En ce qui concerne la souveraineté, néanmoins le suffrage universel est proclamé ; tous les hommes âgés de 25 ans.
Le système représentatif disparaît dans la pratique dans la mesure où les citoyens n'élisent plus. Ils désignent des candidats.
Sieyès invente le système des « listes de confiance » ce qui isole totalement les élus des électeurs.
A la base de la pyramide il y a les électeurs (7 000 000), ils établissent les listes de confiance (700 000), et désignent 1/10 de leurs membres au niveau départemental (70 000). 1/10 au niveau national (7000).
A partir de ces listes Bonaparte nomme les administrateurs.
Il maîtrise totalement l'organisation du pays.
Dans ce système seul Bonaparte peut se prévaloir d'une légitimité populaire, le suffrage est totalement maîtrisé.
La séparation des pouvoirs existe en apparence mais en réalité elle est totalement bafouée, c'est Bonaparte qui est vraiment au centre du pouvoir.
En fait il a même plus de pouvoir qu'un roi absolu.

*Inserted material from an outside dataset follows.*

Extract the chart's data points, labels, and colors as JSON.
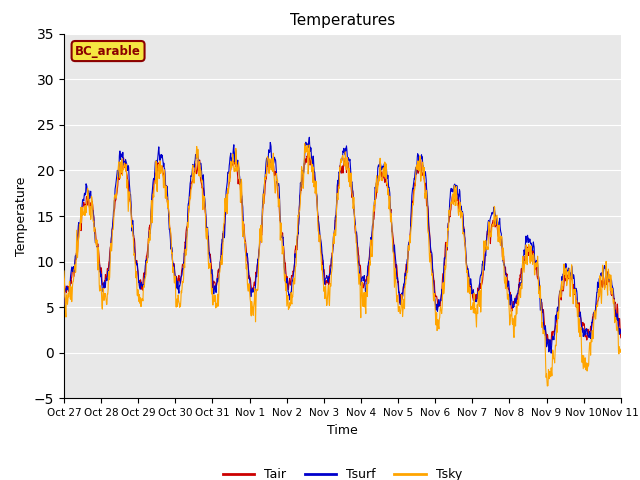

- La notion de gouvernement
Il est dit à l'article 44 que le gouvernement propose les lois et fait les règlements nécessaires pour assurer leur exécution. Seul le gouvernement a l'initiative législative.
Trois Consuls, puis les Ministres, puis le Conseil d'Etat.
Les trois Consuls sont nommés pour 10 ans à partir de la Constitution ; Cambacérès, Bonaparte, Lebrun.
Cambacérès est un homme de la révolution, Lebrun est un homme de l'Ancien Régime, les deux hommes font le lien. Bonaparte est au-dessus.
Seul le Premier consul dispose du pouvoir réel, alors que les deux autres n'ont qu'une voix consultative.
Il a seul l'initiative des lois, il les promulgue (le législatif n'a pas l'initiative, il ne peut qu'accepter ou refuser ce que le gouvernement lui propose).
Pouvoir de nomination et de révocations ; ambassadeur, administrateur de l'armée, préfets, maire, commissaire du Parlement, tout le monde…
Il nomme sans pouvoir révoquer les juges.
C'est lui qui établi le budget qui est voté en bloc par les assemblées.
C'est lui qui dirige la diplomatie.
Police des esprits par Fouchet.
Il est le chef des armées.
Enfin, il a un pouvoir exorbitant en matière judiciaire. En cas de conspiration contre l'Etat (qui n'est pas définie bien sûr… alors une chanson, une caricature, etc.) le Premier Consul peut arrêter les gens pour 10 jours.
En 1802 il va avoir le droit de grâce.